I'm new to Elasticsearch and I've been experimenting with doing a bulk load of data from one of our custom apps. I'm doing this on an Ubuntu VM (4GB mem) on my laptop.
I'm using fluentd's elasticsearch plugin (which uses the bulk API) to load the data from CSV into ES. I previously tried with logstash but fluentd was performing significantly faster and also was a little more robust with some of the errors I was hitting.
There are exactly 100,000 records of the format:
1,"2011-10-11 12:21:01",ds1,1790_cPop,"Census of the United States, 1790: Population Data for US",ds1.dt1,"Total Population","1790_cPop: Total Population"
This data goes back to 2011 and I've got fluentd configured to create a new index for each day. I have data for every single day from then until present, so when a run is done, I should have something like 1,300 indexes (one for each day since late 2011), each with some documents in it.
WIth default fluentd-elasticsearch-plugin settings, when the load was done ES would have all of the indexes, but something like 90k documents - it had dropped 10% of them - and so some of the indexes had 0 documents in them. I figured this out because Kibana kept complaining about failed shards that it couldn't search (because they did not have the @timestamp it was looking for, since they were empty). I repeated this many times, and always there would be a significant number of dropped documents, but not the same number or same days each time.
When I finally thought to add some more conservative buffering settings to fluentd (specifically, reducing chunk sizes to 2MB), I was able to consistently get all 100k documents into ES. Larger chunk sizes (e.g. 4MB) would drop documents. I also observed a fair number of timeouts where fluentd would have to retry communicating with ES with the larger chunk sizes.
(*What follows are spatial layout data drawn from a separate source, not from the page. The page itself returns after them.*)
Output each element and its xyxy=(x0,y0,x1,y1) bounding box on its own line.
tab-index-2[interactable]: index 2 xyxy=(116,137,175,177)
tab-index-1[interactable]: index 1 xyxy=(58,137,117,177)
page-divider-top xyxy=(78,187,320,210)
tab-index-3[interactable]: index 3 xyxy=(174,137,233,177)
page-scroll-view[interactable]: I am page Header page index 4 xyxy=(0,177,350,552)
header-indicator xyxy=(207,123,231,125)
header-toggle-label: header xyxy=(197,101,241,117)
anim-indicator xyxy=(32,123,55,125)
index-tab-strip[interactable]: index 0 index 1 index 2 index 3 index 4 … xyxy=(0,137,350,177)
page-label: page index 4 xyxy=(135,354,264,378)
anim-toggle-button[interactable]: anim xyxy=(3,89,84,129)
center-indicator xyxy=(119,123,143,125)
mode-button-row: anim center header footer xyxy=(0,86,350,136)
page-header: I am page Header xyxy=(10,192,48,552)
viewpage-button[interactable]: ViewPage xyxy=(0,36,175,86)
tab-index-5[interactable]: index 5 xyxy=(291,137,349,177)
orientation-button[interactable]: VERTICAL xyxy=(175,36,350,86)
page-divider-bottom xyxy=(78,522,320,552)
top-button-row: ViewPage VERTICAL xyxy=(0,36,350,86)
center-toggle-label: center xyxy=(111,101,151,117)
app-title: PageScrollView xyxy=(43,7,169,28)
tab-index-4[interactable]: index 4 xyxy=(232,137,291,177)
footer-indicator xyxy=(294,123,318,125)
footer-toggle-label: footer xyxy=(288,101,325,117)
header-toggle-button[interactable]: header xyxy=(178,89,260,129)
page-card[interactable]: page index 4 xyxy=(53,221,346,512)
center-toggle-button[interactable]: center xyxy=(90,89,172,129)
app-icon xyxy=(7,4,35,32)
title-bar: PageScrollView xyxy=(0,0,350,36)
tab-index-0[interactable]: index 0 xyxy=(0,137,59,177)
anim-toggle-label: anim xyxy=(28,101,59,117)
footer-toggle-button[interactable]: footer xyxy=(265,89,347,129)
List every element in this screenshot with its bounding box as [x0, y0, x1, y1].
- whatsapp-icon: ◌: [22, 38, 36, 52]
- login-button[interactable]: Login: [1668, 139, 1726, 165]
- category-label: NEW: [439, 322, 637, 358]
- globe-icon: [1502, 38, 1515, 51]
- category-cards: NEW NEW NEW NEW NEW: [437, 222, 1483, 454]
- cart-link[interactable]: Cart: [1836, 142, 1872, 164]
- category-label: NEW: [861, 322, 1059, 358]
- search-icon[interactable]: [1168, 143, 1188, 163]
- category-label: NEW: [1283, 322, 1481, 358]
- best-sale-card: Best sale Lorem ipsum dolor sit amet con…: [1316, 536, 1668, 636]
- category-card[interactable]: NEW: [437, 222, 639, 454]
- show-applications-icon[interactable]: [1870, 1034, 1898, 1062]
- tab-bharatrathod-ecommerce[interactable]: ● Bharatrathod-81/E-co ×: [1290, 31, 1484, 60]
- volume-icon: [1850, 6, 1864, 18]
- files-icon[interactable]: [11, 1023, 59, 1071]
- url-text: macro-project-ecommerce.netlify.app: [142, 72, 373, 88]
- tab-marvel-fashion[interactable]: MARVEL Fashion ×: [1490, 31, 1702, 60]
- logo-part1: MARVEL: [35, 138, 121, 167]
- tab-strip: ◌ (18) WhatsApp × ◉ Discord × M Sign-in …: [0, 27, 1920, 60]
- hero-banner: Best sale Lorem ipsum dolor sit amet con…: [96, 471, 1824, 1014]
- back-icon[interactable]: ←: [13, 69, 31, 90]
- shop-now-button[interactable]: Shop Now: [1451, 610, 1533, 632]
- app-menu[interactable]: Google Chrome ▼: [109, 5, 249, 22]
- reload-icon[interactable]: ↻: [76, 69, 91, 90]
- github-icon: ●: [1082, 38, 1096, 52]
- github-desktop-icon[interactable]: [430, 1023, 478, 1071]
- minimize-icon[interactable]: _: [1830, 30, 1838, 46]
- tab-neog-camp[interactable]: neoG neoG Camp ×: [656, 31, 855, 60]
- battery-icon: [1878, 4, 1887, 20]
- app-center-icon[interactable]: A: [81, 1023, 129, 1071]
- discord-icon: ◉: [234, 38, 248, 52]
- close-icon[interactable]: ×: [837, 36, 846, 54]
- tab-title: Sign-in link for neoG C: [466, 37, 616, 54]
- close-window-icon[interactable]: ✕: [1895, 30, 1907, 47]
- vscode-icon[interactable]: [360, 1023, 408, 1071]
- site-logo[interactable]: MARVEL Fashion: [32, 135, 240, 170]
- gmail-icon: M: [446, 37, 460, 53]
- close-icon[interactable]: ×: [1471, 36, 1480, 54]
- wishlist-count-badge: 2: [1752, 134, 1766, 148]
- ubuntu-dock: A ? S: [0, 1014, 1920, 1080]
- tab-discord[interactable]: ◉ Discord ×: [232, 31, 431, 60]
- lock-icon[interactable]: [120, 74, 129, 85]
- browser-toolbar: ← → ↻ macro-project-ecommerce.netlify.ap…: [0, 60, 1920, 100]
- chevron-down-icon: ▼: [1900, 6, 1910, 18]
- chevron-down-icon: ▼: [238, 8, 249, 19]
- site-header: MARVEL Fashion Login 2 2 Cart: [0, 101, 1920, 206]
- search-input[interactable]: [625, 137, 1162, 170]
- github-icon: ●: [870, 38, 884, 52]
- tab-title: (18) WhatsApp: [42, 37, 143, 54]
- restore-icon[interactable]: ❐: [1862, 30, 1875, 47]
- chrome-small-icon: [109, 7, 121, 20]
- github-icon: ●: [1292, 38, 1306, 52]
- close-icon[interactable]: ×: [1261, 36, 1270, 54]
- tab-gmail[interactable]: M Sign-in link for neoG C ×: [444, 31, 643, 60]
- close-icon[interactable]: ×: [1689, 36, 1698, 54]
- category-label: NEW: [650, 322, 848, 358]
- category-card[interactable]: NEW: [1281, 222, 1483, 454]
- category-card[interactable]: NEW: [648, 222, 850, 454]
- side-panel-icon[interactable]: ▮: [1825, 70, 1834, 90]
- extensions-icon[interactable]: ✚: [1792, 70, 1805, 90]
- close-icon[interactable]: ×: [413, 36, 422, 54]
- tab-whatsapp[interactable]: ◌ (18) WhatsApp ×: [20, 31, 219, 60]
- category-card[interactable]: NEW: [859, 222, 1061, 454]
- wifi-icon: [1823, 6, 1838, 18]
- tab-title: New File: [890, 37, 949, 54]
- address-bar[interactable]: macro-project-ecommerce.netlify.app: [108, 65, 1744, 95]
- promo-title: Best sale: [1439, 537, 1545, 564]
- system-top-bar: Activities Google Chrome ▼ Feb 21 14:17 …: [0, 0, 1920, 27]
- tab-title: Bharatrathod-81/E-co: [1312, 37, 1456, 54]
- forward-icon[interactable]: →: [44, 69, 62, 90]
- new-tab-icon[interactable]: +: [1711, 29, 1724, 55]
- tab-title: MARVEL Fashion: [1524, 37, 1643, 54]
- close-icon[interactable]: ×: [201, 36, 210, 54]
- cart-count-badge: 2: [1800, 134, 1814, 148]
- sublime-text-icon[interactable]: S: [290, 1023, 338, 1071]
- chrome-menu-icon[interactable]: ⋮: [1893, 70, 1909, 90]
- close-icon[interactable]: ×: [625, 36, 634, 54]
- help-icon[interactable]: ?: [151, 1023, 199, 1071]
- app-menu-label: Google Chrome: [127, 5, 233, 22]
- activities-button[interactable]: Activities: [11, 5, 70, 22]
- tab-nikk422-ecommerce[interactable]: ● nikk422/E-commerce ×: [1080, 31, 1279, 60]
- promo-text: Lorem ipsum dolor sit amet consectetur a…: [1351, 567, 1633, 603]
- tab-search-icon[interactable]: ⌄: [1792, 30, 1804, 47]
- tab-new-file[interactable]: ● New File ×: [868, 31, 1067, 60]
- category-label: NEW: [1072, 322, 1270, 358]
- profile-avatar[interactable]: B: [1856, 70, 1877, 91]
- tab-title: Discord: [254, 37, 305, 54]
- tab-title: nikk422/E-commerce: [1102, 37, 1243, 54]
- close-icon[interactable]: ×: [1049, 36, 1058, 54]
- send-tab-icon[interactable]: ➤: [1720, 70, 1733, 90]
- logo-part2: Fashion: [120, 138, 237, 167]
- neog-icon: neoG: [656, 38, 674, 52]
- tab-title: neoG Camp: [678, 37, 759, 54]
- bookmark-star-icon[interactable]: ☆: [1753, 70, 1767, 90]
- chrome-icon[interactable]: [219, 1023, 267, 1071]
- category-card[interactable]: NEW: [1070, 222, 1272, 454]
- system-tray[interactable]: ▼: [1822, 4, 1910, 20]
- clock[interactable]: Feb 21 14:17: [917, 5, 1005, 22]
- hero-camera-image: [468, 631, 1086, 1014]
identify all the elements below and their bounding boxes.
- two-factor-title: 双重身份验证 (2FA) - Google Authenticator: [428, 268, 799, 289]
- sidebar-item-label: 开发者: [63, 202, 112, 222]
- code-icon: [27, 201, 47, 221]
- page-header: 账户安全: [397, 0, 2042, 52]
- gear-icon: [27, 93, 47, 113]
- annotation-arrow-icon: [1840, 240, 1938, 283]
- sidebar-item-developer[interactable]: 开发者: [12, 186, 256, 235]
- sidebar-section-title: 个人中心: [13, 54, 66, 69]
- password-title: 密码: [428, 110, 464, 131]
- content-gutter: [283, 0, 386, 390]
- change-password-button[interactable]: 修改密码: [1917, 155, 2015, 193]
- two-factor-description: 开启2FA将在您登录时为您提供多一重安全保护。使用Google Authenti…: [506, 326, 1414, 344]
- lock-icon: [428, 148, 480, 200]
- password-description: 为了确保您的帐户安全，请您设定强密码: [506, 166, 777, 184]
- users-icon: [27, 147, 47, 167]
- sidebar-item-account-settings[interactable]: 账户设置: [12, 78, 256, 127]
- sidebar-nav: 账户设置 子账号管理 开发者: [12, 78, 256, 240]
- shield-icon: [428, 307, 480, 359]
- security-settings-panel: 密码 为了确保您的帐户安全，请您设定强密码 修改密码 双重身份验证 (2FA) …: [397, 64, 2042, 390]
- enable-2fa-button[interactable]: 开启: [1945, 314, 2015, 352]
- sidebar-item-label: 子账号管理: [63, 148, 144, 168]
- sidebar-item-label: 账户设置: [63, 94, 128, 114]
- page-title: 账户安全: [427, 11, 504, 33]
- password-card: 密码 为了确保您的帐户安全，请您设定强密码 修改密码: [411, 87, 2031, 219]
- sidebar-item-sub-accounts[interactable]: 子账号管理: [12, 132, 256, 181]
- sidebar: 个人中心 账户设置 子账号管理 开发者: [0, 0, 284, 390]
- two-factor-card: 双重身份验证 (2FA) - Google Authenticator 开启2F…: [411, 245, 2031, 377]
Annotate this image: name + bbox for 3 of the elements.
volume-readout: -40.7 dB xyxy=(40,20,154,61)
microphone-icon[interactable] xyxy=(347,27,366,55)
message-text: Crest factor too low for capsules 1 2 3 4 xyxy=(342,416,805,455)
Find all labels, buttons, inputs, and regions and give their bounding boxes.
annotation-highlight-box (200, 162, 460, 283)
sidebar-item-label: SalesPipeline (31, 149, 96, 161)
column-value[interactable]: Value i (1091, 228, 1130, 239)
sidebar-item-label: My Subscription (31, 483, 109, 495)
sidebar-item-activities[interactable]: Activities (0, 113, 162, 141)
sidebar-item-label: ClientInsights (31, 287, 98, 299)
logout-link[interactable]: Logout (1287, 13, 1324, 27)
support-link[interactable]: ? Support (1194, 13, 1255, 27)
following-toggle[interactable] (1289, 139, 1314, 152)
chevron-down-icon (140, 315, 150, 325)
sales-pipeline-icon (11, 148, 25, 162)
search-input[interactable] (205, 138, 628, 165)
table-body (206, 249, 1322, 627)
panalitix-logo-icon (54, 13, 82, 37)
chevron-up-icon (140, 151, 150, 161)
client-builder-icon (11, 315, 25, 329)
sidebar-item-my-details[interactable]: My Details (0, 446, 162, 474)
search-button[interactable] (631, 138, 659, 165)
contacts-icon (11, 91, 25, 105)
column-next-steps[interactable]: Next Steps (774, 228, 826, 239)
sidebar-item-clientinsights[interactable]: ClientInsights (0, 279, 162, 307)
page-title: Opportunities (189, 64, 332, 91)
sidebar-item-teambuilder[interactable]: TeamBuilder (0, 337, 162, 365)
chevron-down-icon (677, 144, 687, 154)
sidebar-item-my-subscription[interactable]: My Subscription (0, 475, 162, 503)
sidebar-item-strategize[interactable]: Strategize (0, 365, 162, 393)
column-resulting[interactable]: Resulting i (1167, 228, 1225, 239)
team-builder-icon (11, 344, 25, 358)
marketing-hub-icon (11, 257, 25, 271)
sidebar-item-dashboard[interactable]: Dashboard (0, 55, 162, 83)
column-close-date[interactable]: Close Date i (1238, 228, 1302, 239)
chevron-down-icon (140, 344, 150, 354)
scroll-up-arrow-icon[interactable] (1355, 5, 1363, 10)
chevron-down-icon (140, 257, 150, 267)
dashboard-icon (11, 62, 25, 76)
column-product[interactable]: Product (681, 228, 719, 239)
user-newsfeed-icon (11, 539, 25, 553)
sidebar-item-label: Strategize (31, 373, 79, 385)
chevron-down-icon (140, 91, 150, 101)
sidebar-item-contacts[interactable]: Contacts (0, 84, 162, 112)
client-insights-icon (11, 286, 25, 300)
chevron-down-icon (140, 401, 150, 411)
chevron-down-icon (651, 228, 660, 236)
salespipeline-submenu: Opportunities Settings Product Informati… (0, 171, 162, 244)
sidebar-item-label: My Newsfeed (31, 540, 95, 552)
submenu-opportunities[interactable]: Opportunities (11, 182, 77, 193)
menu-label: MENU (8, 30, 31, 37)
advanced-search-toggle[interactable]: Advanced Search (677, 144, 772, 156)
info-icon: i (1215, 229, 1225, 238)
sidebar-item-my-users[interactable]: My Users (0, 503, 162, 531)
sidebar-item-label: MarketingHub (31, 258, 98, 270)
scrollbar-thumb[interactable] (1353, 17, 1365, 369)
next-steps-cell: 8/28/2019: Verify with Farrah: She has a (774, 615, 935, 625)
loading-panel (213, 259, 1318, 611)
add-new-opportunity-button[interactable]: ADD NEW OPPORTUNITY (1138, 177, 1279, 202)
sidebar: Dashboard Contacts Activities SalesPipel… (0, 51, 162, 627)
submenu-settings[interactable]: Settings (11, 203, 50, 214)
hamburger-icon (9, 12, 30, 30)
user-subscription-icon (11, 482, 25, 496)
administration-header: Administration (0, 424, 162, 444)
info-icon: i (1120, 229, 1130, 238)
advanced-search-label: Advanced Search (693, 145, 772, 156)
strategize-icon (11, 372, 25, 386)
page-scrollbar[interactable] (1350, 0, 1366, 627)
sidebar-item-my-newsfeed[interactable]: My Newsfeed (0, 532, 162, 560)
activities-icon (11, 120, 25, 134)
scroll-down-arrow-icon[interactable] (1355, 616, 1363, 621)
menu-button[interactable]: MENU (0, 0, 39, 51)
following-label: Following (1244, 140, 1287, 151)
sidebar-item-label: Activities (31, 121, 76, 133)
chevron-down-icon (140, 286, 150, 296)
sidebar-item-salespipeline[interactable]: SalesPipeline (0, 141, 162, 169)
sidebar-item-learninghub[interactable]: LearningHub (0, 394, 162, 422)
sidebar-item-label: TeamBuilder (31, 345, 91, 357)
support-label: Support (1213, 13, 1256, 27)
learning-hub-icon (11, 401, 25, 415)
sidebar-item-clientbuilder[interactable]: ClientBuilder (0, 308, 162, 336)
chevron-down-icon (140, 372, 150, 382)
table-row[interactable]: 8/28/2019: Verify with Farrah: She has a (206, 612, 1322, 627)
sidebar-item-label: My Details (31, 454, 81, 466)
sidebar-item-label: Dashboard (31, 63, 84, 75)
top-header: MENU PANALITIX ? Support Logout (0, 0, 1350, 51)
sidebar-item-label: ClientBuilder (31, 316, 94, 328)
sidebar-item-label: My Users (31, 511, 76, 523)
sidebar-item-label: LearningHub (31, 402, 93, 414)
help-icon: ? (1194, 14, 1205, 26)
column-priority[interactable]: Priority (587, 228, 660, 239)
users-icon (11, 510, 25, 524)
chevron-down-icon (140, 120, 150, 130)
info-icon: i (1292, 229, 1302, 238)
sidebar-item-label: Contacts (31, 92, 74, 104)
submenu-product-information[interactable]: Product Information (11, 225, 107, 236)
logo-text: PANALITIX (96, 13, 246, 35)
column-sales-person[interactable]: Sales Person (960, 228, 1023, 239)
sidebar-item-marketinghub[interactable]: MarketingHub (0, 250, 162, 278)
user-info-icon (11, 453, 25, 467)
Now, I'm obviously using an underpowered ES environment, so I'm not surprised ES was having trouble keeping up. The real issue is that it took me forever to figure out that this was the problem, because the elasticsearch log wasn't hinting at any of these issues. I'm confused as to why these events were being dropped silently. Was this simply the case of a buffer somewhere overfilling such that messages were partially dropped before ES ever saw them? Is there any way to adjust the logs to make it easier to discover when ES rejects an event?
Basically, I am a newbie wanting to understand more about why this was happening and why my fix worked. Thanks!